Mit zunehmender Evidenz und besserem Verständnis der biologischen Prozesse, die dem zwanghaften Drogenkonsum zugrunde liegen, haben sich Substanzgebrauchsstörungen immer mehr als medizinische Krankheiten etabliert. Als solche sind diese Krankheiten zugänglich für verschiedene Formen der Behandlung, einschließlich Selbsthilfegruppen (Anonyme Alkoholiker und andere Zwölf-Schritte-Programme); Psychotherapie (z. B. Motivationssteigerungstherapie, kognitive Verhaltenstherapie, Rezidivprophylaxe); und Medikamente, die von Agonisten-Therapie (z. B. Nikotinersatztherapie für Tabakkonsum Störung, Methadon und Buprenorphin für Opioidkonsum Störung) bis hin zu neuartigen Ansätzen, die zur Zeit untersucht werden, reichen. Konzentrieren Sie sich auf eine genaue Identifizierung von Patienten mit Substanzgebrauchsstörungen und eine Überweisung zur Spezialbehandlung wird enorm bei der Verringerung der einzelnen Folgen sowie Auswirkungen auf die Gesellschaft helfen

Wichtige Punkte

  • Eine Substanzgebrauchsstörung beinhaltet ein pathologisches Verhaltensmuster, bei dem Patienten weiterhin eine Substanz verwenden, auch wenn erhebliche Probleme aufgrund der Verwendung auftreten.
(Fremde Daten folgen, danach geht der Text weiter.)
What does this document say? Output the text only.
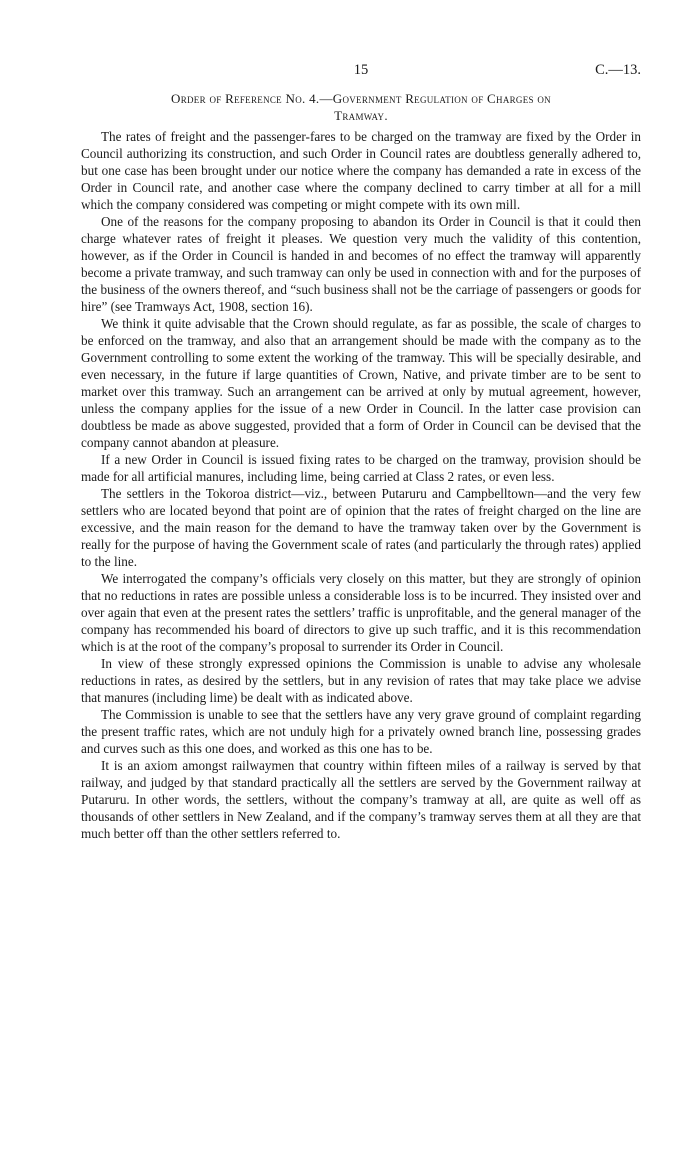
15	C.—13.
Order of Reference No. 4.—Government Regulation of Charges on
Tramway.

The rates of freight and the passenger-fares to be charged on the tramway are fixed by the Order in Council authorizing its construction, and such Order in Council rates are doubtless generally adhered to, but one case has been brought under our notice where the company has demanded a rate in excess of the Order in Council rate, and another case where the company declined to carry timber at all for a mill which the company considered was competing or might compete with its own mill.

One of the reasons for the company proposing to abandon its Order in Council is that it could then charge whatever rates of freight it pleases. We question very much the validity of this contention, however, as if the Order in Council is handed in and becomes of no effect the tramway will apparently become a private tramway, and such tramway can only be used in connection with and for the purposes of the business of the owners thereof, and “such business shall not be the carriage of passengers or goods for hire” (see Tramways Act, 1908, section 16).

We think it quite advisable that the Crown should regulate, as far as possible, the scale of charges to be enforced on the tramway, and also that an arrangement should be made with the company as to the Government controlling to some extent the working of the tramway. This will be specially desirable, and even necessary, in the future if large quantities of Crown, Native, and private timber are to be sent to market over this tramway. Such an arrangement can be arrived at only by mutual agreement, however, unless the company applies for the issue of a new Order in Council. In the latter case provision can doubtless be made as above suggested, provided that a form of Order in Council can be devised that the company cannot abandon at pleasure.

If a new Order in Council is issued fixing rates to be charged on the tramway, provision should be made for all artificial manures, including lime, being carried at Class 2 rates, or even less.

The settlers in the Tokoroa district—viz., between Putaruru and Campbelltown—and the very few settlers who are located beyond that point are of opinion that the rates of freight charged on the line are excessive, and the main reason for the demand to have the tramway taken over by the Government is really for the purpose of having the Government scale of rates (and particularly the through rates) applied to the line.

We interrogated the company’s officials very closely on this matter, but they are strongly of opinion that no reductions in rates are possible unless a considerable loss is to be incurred. They insisted over and over again that even at the present rates the settlers’ traffic is unprofitable, and the general manager of the company has recommended his board of directors to give up such traffic, and it is this recommendation which is at the root of the company’s proposal to surrender its Order in Council.

In view of these strongly expressed opinions the Commission is unable to advise any wholesale reductions in rates, as desired by the settlers, but in any revision of rates that may take place we advise that manures (including lime) be dealt with as indicated above.

The Commission is unable to see that the settlers have any very grave ground of complaint regarding the present traffic rates, which are not unduly high for a privately owned branch line, possessing grades and curves such as this one does, and worked as this one has to be.

It is an axiom amongst railwaymen that country within fifteen miles of a railway is served by that railway, and judged by that standard practically all the settlers are served by the Government railway at Putaruru. In other words, the settlers, without the company’s tramway at all, are quite as well off as thousands of other settlers in New Zealand, and if the company’s tramway serves them at all they are that much better off than the other settlers referred to.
  • Mainfestationen werden kategorisiert in eingeschränkte Kontrolle über die Verwendung, soziale Beeinträchtigung, riskanter Einsatz und pharmakologische Symptome.

  • Die Begriffe "Sucht", "Missbrauch" und "Abhängigkeit" sind vage und wertbeladen; es ist vorzuziehen von Substanzgebrauchsstörung zu sprechen und sich auf die spezifischen Ausprägungen und ihre Schwere zu konzentrieren.

  • Die Folgen und die Behandlung einer Substanzgebrauchsstörung variieren je nach Substanz stark.